Wearing a blue snowsuit and a knit cap, Sam Vandegrift's boyish looks is only matched by his childlike enthusiasm. With temperatures bottoming out in the single digits, Sam points out the different maple trees he hopes to tap as part of his latest project, Prairie Sugar Collective. He notes the bark and the branches in between fits of giggles as he marvels at all the possible sources for community based maple syrup.
"The real hope is we end up having enough syrup to have a pancake breakfast," Sam says about the first year of his project.
Sam, who works as a wine wholesaler for the Artisan Beverage Company, will gladly talk all day about food or wine or the community of Urbana.
"We have a pretty interesting neighborhood. We're lucky that we have a bunch of people who dream big," Sam says.

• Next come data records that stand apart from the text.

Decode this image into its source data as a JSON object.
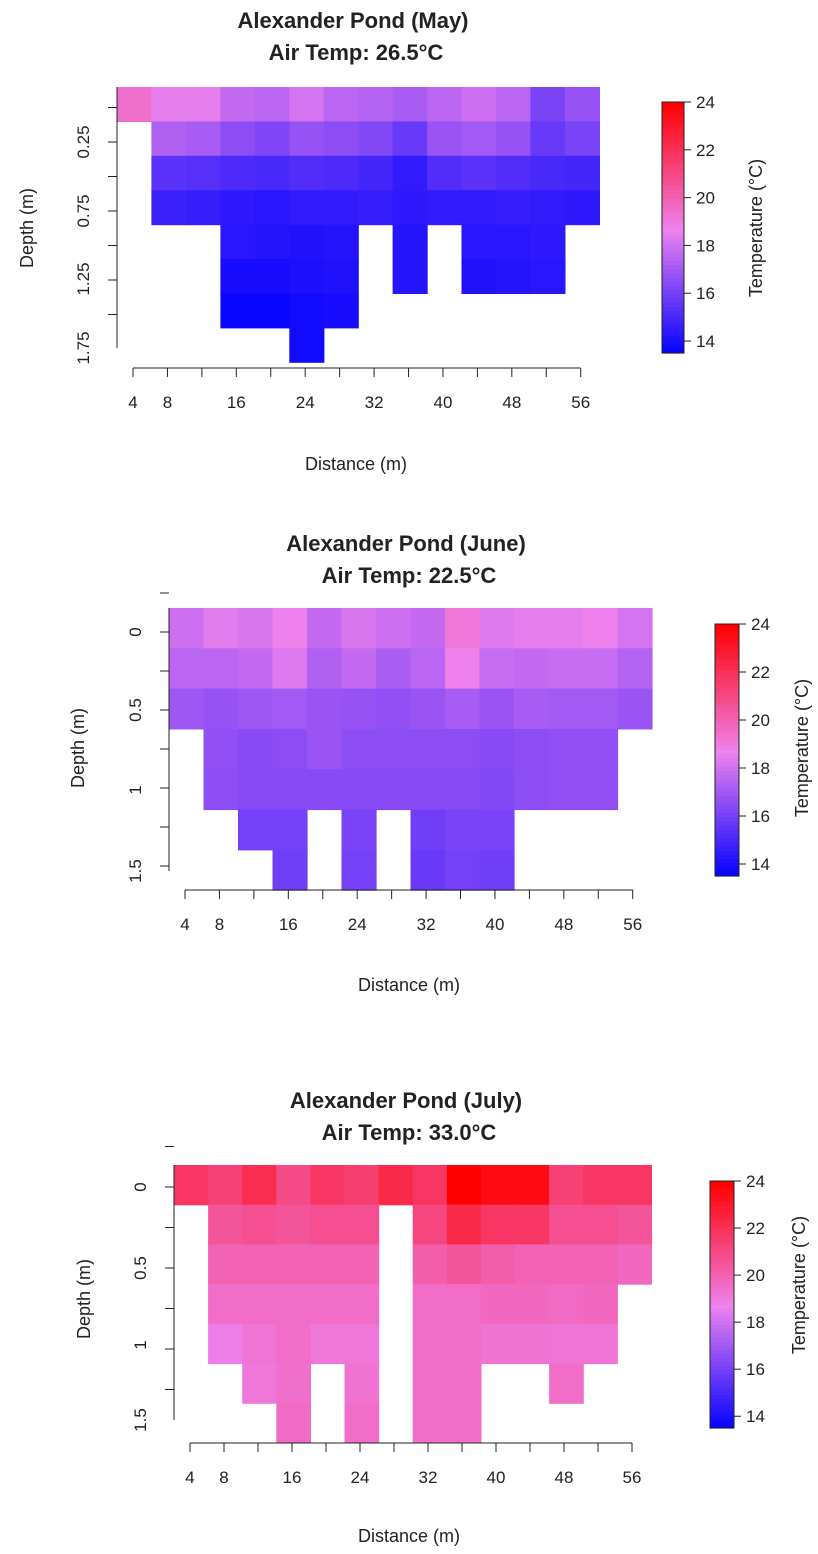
{
  "chart_data": [
    {
      "type": "heatmap",
      "title": "Alexander Pond (May)",
      "subtitle": "Air Temp: 26.5°C",
      "xlabel": "Distance (m)",
      "ylabel": "Depth (m)",
      "colorbar_label": "Temperature (°C)",
      "colorbar_ticks": [
        "14",
        "16",
        "18",
        "20",
        "22",
        "24"
      ],
      "xticks": [
        "4",
        "8",
        "16",
        "24",
        "32",
        "40",
        "48",
        "56"
      ],
      "yticks": [
        "0.25",
        "0.75",
        "1.25",
        "1.75"
      ],
      "x": [
        4,
        8,
        12,
        16,
        20,
        24,
        28,
        32,
        36,
        40,
        44,
        48,
        52,
        56
      ],
      "y": [
        0,
        0.25,
        0.5,
        0.75,
        1.0,
        1.25,
        1.5,
        1.75
      ],
      "z": [
        [
          19.5,
          18.6,
          18.6,
          17.8,
          17.6,
          18.2,
          17.6,
          17.5,
          17.2,
          17.6,
          18.0,
          17.6,
          16.2,
          16.8
        ],
        [
          null,
          17.4,
          17.2,
          16.6,
          16.3,
          16.8,
          16.6,
          16.4,
          15.8,
          16.9,
          17.1,
          16.8,
          15.8,
          16.2
        ],
        [
          null,
          15.5,
          15.4,
          15.2,
          15.1,
          15.3,
          15.2,
          15.0,
          14.6,
          15.3,
          15.5,
          15.3,
          15.1,
          15.0
        ],
        [
          null,
          14.8,
          14.7,
          14.5,
          14.4,
          14.6,
          14.6,
          14.7,
          14.5,
          14.6,
          14.6,
          14.7,
          14.6,
          14.5
        ],
        [
          null,
          null,
          null,
          14.4,
          14.3,
          14.2,
          14.3,
          null,
          14.3,
          null,
          14.4,
          14.4,
          14.5,
          null
        ],
        [
          null,
          null,
          null,
          14.0,
          14.0,
          14.1,
          14.2,
          null,
          14.3,
          null,
          14.2,
          14.3,
          14.4,
          null
        ],
        [
          null,
          null,
          null,
          13.7,
          13.7,
          13.9,
          14.0,
          null,
          null,
          null,
          null,
          null,
          null,
          null
        ],
        [
          null,
          null,
          null,
          null,
          null,
          13.9,
          null,
          null,
          null,
          null,
          null,
          null,
          null,
          null
        ]
      ],
      "zlim": [
        13.5,
        24
      ]
    },
    {
      "type": "heatmap",
      "title": "Alexander Pond (June)",
      "subtitle": "Air Temp: 22.5°C",
      "xlabel": "Distance (m)",
      "ylabel": "Depth (m)",
      "colorbar_label": "Temperature (°C)",
      "colorbar_ticks": [
        "14",
        "16",
        "18",
        "20",
        "22",
        "24"
      ],
      "xticks": [
        "4",
        "8",
        "16",
        "24",
        "32",
        "40",
        "48",
        "56"
      ],
      "yticks": [
        "0",
        "0.5",
        "1",
        "1.5"
      ],
      "x": [
        4,
        8,
        12,
        16,
        20,
        24,
        28,
        32,
        36,
        40,
        44,
        48,
        52,
        56
      ],
      "y": [
        0,
        0.25,
        0.5,
        0.75,
        1.0,
        1.25,
        1.5
      ],
      "z": [
        [
          18.0,
          18.5,
          18.3,
          18.8,
          17.8,
          18.3,
          18.0,
          17.8,
          19.2,
          18.4,
          18.6,
          18.6,
          18.8,
          18.2
        ],
        [
          17.6,
          17.6,
          17.8,
          18.4,
          17.4,
          17.8,
          17.3,
          17.6,
          18.8,
          17.9,
          17.8,
          17.9,
          17.9,
          17.5
        ],
        [
          17.0,
          16.8,
          17.0,
          17.1,
          16.9,
          16.8,
          16.7,
          16.9,
          17.2,
          16.9,
          17.2,
          17.1,
          17.1,
          16.9
        ],
        [
          null,
          16.7,
          16.5,
          16.6,
          16.9,
          16.6,
          16.6,
          16.6,
          16.6,
          16.5,
          16.6,
          16.7,
          16.7,
          null
        ],
        [
          null,
          16.6,
          16.5,
          16.5,
          16.5,
          16.5,
          16.5,
          16.5,
          16.5,
          16.4,
          16.6,
          16.7,
          16.7,
          null
        ],
        [
          null,
          null,
          16.1,
          16.1,
          null,
          16.2,
          null,
          16.0,
          16.2,
          16.2,
          null,
          null,
          null,
          null
        ],
        [
          null,
          null,
          null,
          16.0,
          null,
          16.1,
          null,
          15.8,
          16.1,
          16.0,
          null,
          null,
          null,
          null
        ]
      ],
      "zlim": [
        13.5,
        24
      ]
    },
    {
      "type": "heatmap",
      "title": "Alexander Pond (July)",
      "subtitle": "Air Temp: 33.0°C",
      "xlabel": "Distance (m)",
      "ylabel": "Depth (m)",
      "colorbar_label": "Temperature (°C)",
      "colorbar_ticks": [
        "14",
        "16",
        "18",
        "20",
        "22",
        "24"
      ],
      "xticks": [
        "4",
        "8",
        "16",
        "24",
        "32",
        "40",
        "48",
        "56"
      ],
      "yticks": [
        "0",
        "0.5",
        "1",
        "1.5"
      ],
      "x": [
        4,
        8,
        12,
        16,
        20,
        24,
        28,
        32,
        36,
        40,
        44,
        48,
        52,
        56
      ],
      "y": [
        0,
        0.25,
        0.5,
        0.75,
        1.0,
        1.25,
        1.5
      ],
      "z": [
        [
          21.8,
          21.4,
          22.2,
          21.0,
          21.8,
          21.5,
          22.4,
          21.8,
          24.0,
          23.6,
          23.6,
          21.4,
          21.8,
          21.8
        ],
        [
          null,
          20.6,
          20.8,
          20.6,
          20.8,
          20.8,
          null,
          21.2,
          22.4,
          21.8,
          21.8,
          20.8,
          20.8,
          20.6
        ],
        [
          null,
          20.0,
          20.0,
          20.0,
          20.0,
          20.0,
          null,
          20.2,
          20.6,
          20.2,
          20.0,
          20.0,
          20.0,
          19.8
        ],
        [
          null,
          19.6,
          19.6,
          19.6,
          19.6,
          19.6,
          null,
          19.6,
          19.6,
          19.8,
          19.8,
          19.7,
          19.8,
          null
        ],
        [
          null,
          18.9,
          19.3,
          19.6,
          19.2,
          19.2,
          null,
          19.6,
          19.6,
          19.4,
          19.4,
          19.3,
          19.3,
          null
        ],
        [
          null,
          null,
          19.2,
          19.5,
          null,
          19.4,
          null,
          19.6,
          19.6,
          null,
          null,
          19.6,
          null,
          null
        ],
        [
          null,
          null,
          null,
          19.7,
          null,
          19.6,
          null,
          19.6,
          19.6,
          null,
          null,
          null,
          null,
          null
        ]
      ],
      "zlim": [
        13.5,
        24
      ]
    }
  ]
}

To really understand why Sam is standing next to a frozen river in the woods outside Mahomet on a beautiful but bitterly cold Thursday in February, you need to go back three years. Three years ago Sam tapped two large sugar maples that grow in his front yard and collected enough sap for about a quarter of a cup of syrup. The next year he expanded to about 25 taps on his street.
The idea was to make syrup, but also to educate people about the food sources that are literally in their front yard. Sam says he would have continued expanding until every maple tree in Urbana was producing sap if the city had not gotten involved. Some of the trees he used were on public property and could not be used. Also, taps could hurt already stressed urban trees that have to deal with pollution, root crowding and other unhealthy aspects of city living.
Most would stop there, but instead Sam started collecting out in the country. With some help from Lisa Haynes, owner of the organic farm Tomahnous Farm, Sam found property owners in Champaign county willing to let members of the Prairie Sugar Collective tap their trees.
Sam says his main objective is still educational. He wants to put wheels on the evaporator built by Dave Baker, Sam's neighbor and owner of Baker's Bikes. The wheels will allow the collective to move syrup production to schools and businesses for instructional displays.
"The more we become removed from doing things that keep us alive I think the more alienated we feel from our own life," Sam says.
Most people don't know where the stuff in the maple leaf shaped bottle originally comes from. The sap from the maple tree has to be boiled down in an evaporator before it's the right consistency. Sam says about 40 gallons of sap is needed to make a gallon of syrup. Enough sap needs to be collected over the short season, about 4 to 8 weeks in February and March, to last the entire year. High producing farms need huge areas of land filled with trees to keep up with demand.
Maple syrup is seen as more of a condiment than a food stuff. Sam says he wants to treat it more like wine, make single origin syrups or unfiltered batches. He says the people in the area are adventurous in their food and would probably enjoy that as much as he would.
"I just have the feeling that this is the beginning of something going bonkers and I'm not just chopping it up to my optimism," Sam says.